Building a Home: Tips on Cost Estimating and Cost Savings
By Charles Koty, A.I.A.

A home is usually the single largest financial investment that one makes in a lifetime. When it comes to such a huge investment, caution, research and conservatism can be rewarding.

First, determine how much you can afford to spend on the lot and on the house that you wish to construct, taking into account your current financial situation and your future potential for earnings. Bear in mind that property taxes and mortgage interests are tax-deductible -- a true relief for homeowners.

Choosing an Affordable Home Plan
Before selecting a house plan, carefully review your family needs in terms of lifestyle and how much living space you require. A big challenge is selecting the right design that fits your needs and is in a style that you cherish. However, this selection does not have to end the customizing process. More often than not, plans can be altered to better suite your needs. Minor adjustments need not be costly, and major alternations should be planned in advance to avoid overcharging.

Also, prior to selecting your favorite house plan, take the time to thoroughly study your property so as to make the most of your lot. Look for the perfect views. Note any special features that can enhance your orientation. Harness the sun. And, beware of adverse conditions and deal with them early.

Choosing a Contractor
Construction costs can vary widely, depending on the size of the house, style amenities, and on the type of materials and finishes that are selected. Labor costs, especially, vary greatly within the urban and suburban regions and in different parts of the county. Contractors often tend to quote different prices, depending on the season of the year and how busy they are. You can attempt to take advantage of that. For the final bidding, obtain at least three or four bids from reliable, competent builders. The same applies if you decide to become the "general contractor" and have to deal with subcontractors. Avoid questionable contractors just because their bids are low; the end result could lead to a big disappointment.

Cost Estimating
As a rule of thumb, you can obtain a rough cost estimate by multiplying the average construction cost per square foot in your region by the square footage of the house living area, as given with the plan.

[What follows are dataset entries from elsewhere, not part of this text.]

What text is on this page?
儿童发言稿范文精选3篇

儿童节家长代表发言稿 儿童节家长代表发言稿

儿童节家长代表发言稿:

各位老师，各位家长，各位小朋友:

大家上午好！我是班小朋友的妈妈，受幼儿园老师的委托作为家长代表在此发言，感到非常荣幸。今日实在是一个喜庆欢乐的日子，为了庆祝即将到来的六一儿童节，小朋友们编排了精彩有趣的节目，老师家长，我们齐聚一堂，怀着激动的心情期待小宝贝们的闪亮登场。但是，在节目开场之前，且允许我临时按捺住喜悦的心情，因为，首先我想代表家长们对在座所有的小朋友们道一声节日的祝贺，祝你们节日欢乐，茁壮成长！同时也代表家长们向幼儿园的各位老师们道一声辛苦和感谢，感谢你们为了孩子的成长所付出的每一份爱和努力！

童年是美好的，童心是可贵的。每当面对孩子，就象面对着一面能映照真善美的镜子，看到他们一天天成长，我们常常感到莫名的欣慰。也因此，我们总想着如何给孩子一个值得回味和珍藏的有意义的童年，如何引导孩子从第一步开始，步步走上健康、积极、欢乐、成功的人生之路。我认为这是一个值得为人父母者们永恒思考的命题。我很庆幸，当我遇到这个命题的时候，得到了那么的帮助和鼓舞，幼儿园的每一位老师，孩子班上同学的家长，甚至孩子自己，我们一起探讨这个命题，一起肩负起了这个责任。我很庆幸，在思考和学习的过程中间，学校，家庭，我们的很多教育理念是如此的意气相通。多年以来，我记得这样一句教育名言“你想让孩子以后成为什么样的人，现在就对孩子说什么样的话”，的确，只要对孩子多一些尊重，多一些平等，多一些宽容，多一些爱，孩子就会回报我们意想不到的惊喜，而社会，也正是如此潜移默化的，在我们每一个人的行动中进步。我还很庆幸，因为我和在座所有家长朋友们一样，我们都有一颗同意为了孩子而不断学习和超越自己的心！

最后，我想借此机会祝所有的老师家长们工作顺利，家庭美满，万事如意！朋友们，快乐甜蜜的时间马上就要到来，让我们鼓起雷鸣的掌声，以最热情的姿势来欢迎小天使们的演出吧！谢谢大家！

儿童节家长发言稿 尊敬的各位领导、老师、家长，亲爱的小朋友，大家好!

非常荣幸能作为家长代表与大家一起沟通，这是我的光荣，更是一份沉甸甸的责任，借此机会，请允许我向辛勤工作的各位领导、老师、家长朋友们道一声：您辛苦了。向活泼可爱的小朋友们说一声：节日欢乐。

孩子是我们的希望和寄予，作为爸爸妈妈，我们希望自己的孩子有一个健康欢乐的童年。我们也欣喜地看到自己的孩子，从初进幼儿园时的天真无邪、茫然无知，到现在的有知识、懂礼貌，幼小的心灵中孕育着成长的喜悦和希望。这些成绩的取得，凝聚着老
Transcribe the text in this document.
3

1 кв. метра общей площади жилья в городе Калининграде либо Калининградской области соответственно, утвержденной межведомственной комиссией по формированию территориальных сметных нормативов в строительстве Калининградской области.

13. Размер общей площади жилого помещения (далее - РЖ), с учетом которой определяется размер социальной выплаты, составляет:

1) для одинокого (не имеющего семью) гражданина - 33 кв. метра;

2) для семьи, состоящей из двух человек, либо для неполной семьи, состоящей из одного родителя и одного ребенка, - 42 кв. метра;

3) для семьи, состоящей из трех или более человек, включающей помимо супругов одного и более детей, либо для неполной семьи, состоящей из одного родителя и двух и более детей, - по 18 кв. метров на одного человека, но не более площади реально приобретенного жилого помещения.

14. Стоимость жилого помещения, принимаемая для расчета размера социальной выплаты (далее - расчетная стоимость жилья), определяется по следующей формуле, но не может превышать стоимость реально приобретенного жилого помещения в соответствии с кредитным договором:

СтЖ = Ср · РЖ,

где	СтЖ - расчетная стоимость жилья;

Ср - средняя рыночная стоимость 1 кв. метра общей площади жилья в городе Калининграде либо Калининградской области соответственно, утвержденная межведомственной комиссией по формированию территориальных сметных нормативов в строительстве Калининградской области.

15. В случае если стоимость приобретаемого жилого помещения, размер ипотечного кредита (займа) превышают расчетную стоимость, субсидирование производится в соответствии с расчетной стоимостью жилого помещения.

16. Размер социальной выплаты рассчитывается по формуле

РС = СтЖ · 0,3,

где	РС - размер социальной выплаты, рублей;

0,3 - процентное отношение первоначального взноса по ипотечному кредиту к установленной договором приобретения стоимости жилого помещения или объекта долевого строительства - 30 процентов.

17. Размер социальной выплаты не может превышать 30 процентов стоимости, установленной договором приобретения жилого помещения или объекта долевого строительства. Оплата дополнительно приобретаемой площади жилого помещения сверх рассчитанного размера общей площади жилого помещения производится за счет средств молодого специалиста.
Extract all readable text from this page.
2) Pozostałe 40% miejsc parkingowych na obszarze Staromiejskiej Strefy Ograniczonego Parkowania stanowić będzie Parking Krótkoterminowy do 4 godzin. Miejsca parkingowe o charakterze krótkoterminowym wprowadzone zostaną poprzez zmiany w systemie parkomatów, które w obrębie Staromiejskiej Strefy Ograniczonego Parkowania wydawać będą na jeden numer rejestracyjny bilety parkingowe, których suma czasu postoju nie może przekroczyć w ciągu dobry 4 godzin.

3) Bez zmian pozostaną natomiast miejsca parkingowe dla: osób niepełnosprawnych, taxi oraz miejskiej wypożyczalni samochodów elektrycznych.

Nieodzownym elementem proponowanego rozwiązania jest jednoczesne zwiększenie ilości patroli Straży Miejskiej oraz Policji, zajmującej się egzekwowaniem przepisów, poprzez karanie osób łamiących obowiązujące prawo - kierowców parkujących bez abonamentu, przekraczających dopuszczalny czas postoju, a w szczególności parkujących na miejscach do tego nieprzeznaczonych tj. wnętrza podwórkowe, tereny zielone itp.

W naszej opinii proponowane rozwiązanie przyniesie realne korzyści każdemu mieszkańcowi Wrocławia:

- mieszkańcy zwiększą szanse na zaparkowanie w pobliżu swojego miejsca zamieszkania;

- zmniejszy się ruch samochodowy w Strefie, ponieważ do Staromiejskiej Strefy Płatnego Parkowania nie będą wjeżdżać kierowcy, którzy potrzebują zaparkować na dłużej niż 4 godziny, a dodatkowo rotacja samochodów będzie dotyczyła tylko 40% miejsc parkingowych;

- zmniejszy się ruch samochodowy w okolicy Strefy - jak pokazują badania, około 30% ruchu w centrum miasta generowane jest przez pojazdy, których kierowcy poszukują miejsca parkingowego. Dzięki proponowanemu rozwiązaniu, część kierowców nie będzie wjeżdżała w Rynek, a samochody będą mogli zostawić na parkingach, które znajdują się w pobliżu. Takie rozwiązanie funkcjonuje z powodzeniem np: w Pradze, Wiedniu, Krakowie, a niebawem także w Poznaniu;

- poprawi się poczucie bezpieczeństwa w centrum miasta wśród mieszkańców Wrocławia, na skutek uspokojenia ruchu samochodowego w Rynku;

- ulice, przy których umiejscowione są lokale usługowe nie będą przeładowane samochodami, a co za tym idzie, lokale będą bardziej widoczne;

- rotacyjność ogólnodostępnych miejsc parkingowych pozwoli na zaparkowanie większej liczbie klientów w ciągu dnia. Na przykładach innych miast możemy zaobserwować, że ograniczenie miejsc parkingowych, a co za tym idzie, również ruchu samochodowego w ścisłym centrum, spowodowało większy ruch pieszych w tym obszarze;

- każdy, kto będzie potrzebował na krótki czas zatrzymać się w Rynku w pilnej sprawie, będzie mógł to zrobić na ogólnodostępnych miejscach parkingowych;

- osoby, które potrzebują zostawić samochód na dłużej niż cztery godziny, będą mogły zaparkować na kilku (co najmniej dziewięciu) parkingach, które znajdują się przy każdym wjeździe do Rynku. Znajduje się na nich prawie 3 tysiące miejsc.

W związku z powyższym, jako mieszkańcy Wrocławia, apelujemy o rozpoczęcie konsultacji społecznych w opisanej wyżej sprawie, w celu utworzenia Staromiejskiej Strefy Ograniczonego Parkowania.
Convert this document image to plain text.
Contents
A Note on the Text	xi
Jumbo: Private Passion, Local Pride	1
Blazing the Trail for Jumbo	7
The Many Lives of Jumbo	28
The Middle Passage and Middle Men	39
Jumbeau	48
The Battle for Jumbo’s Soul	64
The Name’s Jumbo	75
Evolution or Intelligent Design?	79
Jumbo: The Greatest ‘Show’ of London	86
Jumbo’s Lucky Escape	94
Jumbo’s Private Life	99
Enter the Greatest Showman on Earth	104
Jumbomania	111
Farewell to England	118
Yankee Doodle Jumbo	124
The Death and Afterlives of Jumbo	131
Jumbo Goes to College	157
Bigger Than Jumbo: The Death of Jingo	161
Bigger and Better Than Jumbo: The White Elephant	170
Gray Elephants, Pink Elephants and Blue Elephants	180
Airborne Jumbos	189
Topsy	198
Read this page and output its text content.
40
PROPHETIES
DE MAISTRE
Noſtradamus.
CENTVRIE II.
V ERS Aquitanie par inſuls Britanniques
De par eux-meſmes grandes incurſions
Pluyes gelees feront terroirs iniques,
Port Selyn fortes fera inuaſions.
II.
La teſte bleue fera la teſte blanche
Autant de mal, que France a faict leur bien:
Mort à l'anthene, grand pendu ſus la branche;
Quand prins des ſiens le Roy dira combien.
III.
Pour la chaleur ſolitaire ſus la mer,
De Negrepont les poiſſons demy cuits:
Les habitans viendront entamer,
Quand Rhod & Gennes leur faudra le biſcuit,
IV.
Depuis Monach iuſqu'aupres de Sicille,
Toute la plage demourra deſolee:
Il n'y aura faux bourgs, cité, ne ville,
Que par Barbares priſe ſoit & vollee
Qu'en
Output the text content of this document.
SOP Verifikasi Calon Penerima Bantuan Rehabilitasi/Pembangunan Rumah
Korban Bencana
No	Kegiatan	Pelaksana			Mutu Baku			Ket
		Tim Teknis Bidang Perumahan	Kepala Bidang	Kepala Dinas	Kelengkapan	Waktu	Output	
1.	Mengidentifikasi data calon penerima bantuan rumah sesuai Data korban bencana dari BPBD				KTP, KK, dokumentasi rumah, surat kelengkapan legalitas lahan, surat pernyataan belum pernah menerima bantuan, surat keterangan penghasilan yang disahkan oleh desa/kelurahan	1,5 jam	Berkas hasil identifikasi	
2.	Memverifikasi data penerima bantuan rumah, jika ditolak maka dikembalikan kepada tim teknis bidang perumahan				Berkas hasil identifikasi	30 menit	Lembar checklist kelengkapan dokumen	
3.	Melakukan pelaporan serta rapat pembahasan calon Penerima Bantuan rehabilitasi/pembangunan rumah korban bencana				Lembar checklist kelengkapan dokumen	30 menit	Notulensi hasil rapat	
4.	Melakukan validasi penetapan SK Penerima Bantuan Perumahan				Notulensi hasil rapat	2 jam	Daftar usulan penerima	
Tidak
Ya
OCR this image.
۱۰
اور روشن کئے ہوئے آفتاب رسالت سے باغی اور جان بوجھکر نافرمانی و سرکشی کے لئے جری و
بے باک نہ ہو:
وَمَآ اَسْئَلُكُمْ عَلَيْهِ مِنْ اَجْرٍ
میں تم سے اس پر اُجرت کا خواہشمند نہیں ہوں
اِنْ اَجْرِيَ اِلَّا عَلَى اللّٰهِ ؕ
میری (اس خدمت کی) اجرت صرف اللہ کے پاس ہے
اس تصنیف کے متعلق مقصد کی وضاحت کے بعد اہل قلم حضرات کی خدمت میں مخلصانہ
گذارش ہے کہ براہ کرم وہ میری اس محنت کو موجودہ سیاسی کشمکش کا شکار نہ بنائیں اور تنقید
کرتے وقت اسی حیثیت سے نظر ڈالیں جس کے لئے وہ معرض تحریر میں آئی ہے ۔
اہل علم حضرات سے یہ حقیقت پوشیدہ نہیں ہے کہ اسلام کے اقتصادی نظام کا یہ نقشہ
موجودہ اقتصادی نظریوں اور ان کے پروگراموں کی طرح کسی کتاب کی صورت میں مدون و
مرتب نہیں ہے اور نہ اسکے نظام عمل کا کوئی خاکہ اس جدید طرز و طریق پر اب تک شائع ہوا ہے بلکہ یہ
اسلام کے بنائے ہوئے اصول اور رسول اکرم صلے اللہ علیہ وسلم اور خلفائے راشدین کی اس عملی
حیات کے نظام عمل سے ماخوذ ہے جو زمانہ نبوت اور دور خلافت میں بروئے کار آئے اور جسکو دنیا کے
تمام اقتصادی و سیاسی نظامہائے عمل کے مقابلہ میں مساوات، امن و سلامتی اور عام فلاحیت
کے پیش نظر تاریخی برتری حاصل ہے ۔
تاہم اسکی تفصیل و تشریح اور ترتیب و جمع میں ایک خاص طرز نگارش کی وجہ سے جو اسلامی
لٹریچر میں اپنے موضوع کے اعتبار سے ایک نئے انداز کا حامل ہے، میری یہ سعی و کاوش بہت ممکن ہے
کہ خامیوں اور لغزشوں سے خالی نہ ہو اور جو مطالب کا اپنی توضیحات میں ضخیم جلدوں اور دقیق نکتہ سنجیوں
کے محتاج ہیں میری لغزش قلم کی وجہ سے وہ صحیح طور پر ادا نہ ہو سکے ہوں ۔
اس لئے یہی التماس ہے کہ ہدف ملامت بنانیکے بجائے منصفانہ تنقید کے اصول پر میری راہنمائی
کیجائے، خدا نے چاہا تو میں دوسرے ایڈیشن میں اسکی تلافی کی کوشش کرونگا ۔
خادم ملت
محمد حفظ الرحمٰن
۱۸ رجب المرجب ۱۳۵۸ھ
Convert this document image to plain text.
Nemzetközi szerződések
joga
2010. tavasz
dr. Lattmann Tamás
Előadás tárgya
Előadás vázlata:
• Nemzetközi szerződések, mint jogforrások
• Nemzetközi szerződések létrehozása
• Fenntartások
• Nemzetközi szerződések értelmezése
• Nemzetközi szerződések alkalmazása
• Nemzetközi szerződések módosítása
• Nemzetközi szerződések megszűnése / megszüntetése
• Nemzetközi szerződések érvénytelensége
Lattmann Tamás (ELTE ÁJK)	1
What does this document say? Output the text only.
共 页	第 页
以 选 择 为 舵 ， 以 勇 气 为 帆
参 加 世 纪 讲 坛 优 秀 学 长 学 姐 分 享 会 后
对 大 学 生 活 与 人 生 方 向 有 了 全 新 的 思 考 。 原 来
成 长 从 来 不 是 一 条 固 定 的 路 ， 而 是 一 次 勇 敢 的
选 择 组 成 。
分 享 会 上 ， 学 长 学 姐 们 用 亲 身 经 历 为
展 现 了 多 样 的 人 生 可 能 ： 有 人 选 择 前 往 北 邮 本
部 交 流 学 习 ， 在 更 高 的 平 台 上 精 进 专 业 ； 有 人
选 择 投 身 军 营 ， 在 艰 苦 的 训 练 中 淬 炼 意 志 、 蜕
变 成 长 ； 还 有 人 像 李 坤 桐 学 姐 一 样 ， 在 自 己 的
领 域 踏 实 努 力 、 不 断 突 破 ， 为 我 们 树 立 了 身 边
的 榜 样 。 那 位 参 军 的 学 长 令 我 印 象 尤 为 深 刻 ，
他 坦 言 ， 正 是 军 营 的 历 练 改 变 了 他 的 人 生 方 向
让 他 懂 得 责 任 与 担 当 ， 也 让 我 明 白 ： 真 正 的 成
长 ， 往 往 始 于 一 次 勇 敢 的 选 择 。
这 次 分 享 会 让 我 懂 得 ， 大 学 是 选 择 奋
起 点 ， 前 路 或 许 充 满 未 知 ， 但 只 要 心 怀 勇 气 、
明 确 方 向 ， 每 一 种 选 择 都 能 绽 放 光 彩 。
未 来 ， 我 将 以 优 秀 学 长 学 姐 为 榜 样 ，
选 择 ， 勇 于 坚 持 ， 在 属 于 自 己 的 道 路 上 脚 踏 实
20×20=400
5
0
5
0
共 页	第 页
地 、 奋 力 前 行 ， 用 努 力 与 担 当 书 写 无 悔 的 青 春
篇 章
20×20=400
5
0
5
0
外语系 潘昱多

To acquire the average construction cost per square foot, consult with local contractors or with the state and regional builder association or with the NAHB (National Association of Home Builders).

However, for a realistic and binding construction cost, the best way is to submit the house blueprints and the material list (including all your modifications as well as your detailed list of requirements, clearly specified) to a number of contractors who will give you official bids for your evaluation and selection.

Allowances
"Allowances" in the bids can be the cause of a big headache and added cost. To avoid unwelcome surprises, make certain that your prospective builder's bid has almost no "allowances," if possible. "Allowance" is the dollar value for labor and material that are not clearly defined in the plans or are not covered by code, such as allowances for specific kitchen cabinetry, kitchen appliances, bathroom fixtures and finishes, light fixtures, roof tiles, heating and cooling equipment, windows, doors, house paint, etc.

With too many "allowances," the surprises come in when you discover that the builder had budgeted for low-cost products that are compatible with the house design.

Do Your Homework!
The smart way is to do your complete research prior to submitting the blueprints for bids. Prepare your own detailed list of materials and products that go into the house, specifying manufacturers, sizes, numbers, models, colors, brands, etc. Such a thorough listing may require extensive research and cost analysis, but it will avoid later problems and unnecessary expense.

You will discover that by doing your homework early, methodically and thoroughly, you will very likely avoid later anxiety and even have peace of mind and joy during the construction period.